RMB Westport, the Sub-Saharan real estate investment manager, has brought a second opportunistic real estate fund to the market and is close to achieving a first close, PERE can reveal.
The firm is aiming to raise between $450 million and $500 million for the vehicle, which is expected to have a slightly-widened investment remit taking in investments in the Ivory Coast as well as the firm’s previously targeted markets of Nigeria, Ghana and Angola.
RMB Westport declined to comment when approached, but it is understood that a first closing for the fund is expected to be achieved within a matter of weeks.
RMB Westport is a joint venture real estate investment management firm between Rand Merchant Bank, a division of Johannesburg-based FirstRand Bank, and property company Westport Property Group.
The original RMB Westport Real Estate Development Fund attracted $256 million at final closing in 2012 but, including co-investment from its investors, the firm ultimately corralled more than $400 million for its investments.
The fund was aimed primarily at retail and office investments that required equity of between $15 million and $40 million. Target returns are expected to be between 20 percent IRR and 25 percent IRR and a 2x equity multiple.
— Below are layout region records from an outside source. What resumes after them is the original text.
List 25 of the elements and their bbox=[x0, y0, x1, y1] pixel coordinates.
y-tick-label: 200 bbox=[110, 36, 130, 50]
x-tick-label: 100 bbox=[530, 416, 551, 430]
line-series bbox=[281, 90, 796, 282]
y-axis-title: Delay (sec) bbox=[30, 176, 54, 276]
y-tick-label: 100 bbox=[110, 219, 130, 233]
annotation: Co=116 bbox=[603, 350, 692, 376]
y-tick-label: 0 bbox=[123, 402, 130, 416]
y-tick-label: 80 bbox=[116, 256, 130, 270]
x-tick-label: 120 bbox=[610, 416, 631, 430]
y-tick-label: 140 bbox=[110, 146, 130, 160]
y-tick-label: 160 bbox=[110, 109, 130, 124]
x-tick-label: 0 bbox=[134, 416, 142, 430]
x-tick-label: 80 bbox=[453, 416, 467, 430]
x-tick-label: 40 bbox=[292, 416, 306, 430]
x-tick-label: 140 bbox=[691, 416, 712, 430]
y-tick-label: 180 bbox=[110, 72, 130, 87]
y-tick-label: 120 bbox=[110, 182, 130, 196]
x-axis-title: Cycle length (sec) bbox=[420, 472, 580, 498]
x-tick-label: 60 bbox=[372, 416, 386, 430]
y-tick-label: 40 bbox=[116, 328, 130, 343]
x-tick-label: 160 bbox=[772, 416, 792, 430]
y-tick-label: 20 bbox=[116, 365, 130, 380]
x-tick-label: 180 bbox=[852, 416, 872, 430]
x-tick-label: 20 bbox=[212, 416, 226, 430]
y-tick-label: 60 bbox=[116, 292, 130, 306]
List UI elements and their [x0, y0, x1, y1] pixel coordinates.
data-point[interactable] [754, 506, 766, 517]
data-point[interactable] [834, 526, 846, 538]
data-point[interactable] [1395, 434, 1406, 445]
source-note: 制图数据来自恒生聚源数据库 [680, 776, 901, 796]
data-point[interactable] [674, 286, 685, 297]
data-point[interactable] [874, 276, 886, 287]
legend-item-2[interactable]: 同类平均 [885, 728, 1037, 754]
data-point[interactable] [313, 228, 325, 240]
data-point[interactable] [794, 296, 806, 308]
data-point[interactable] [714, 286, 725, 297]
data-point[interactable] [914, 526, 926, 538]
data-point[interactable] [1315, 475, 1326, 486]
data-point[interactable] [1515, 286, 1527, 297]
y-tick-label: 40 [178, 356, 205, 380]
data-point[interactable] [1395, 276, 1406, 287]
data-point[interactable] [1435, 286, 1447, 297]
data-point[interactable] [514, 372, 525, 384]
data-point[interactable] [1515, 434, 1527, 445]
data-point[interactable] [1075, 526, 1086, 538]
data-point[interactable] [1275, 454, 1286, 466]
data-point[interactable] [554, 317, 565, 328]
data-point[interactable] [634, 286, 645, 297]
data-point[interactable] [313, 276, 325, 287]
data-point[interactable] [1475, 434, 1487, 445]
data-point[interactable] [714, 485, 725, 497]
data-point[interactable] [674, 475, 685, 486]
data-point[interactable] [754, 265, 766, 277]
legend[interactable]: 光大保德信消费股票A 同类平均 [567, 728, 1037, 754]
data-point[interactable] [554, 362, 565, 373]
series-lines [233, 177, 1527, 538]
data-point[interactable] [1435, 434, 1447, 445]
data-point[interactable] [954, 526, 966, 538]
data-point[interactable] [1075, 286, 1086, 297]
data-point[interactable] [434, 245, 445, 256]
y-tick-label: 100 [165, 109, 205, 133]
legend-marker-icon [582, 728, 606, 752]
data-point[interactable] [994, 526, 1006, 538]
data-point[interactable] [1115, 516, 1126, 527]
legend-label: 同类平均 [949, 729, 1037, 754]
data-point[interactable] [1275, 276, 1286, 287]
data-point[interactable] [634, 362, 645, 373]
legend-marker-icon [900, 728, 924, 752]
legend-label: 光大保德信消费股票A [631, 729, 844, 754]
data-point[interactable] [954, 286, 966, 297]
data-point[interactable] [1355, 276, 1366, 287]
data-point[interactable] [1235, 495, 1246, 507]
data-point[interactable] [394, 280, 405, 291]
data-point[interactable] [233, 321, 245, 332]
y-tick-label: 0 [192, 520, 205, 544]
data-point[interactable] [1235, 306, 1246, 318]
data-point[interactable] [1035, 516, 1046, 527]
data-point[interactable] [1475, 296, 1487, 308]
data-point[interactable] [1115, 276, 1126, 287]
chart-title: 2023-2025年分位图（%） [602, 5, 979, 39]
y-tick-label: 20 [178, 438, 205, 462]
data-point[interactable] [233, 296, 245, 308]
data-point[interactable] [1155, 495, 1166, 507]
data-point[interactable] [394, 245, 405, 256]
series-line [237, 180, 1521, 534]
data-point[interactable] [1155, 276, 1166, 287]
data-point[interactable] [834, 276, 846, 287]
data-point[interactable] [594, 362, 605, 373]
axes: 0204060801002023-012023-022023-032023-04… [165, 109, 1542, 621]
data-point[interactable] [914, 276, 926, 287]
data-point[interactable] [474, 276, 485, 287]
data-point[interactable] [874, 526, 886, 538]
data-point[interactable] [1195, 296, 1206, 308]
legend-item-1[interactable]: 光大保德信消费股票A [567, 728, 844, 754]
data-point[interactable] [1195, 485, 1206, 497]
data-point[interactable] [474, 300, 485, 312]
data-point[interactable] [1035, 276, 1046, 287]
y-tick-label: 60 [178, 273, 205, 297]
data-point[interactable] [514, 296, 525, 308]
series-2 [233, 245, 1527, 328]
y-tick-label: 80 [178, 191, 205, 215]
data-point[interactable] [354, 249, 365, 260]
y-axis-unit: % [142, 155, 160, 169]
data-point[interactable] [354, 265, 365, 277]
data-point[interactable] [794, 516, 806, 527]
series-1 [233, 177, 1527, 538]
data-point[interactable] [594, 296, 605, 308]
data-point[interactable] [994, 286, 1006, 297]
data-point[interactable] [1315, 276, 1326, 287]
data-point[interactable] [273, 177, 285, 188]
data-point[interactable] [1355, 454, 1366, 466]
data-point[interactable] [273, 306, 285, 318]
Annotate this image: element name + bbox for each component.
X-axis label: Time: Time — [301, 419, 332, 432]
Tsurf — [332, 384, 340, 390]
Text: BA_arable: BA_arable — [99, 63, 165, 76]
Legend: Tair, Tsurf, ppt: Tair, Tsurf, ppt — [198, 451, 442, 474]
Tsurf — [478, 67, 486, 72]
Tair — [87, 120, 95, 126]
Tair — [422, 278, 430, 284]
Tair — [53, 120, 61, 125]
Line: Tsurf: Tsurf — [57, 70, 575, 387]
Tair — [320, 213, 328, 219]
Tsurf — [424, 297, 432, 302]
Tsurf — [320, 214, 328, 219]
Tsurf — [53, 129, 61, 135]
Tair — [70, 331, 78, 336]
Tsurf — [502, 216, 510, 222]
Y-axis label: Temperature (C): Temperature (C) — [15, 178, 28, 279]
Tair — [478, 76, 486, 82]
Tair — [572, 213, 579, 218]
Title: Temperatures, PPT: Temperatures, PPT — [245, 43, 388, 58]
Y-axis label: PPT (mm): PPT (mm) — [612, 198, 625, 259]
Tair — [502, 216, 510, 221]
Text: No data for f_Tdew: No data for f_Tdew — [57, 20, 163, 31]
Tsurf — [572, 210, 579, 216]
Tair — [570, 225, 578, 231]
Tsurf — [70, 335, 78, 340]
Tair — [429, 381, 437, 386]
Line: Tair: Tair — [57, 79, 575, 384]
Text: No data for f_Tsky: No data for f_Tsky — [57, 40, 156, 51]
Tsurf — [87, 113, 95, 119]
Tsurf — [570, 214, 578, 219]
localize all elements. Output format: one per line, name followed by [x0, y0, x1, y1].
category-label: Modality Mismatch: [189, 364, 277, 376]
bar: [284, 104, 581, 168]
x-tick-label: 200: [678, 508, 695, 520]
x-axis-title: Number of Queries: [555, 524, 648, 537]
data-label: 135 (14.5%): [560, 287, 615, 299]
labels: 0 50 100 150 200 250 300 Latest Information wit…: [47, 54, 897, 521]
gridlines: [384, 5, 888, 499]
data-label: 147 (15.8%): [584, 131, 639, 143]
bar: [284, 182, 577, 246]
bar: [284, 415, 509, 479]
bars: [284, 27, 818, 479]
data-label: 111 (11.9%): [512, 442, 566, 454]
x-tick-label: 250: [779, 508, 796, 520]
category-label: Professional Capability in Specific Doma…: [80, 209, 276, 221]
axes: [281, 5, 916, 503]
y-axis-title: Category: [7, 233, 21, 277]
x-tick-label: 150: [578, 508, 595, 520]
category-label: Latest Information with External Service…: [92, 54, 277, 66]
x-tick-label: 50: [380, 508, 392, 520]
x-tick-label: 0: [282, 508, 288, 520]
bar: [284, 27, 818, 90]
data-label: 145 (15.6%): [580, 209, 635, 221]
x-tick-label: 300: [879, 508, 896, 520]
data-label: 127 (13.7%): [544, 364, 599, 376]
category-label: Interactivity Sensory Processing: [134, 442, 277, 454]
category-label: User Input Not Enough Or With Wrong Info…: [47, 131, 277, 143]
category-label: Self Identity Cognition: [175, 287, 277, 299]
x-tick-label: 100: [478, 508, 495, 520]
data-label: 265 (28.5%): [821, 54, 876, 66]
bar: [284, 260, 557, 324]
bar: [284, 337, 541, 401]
The second offering is expected to follow a similar tack both in terms of investments and returns.
The original 8-year vehicle attracted 10 investors, believed to include the United Arab Emirates’ Abu Dhabi Investment Council and Canada’s Public Sector Pension Investment Board.
In so doing, it became one of the biggest real estate investment managers focused on Sub-Saharan real estate, which is widely considered still as something of a fledgling market as far as institutional grade investment is concerned.
Nonetheless, in the last couple of years the number of real estate investment managers raising institutional capital for the region has grown, with certain firms now with multiple vehicles under management.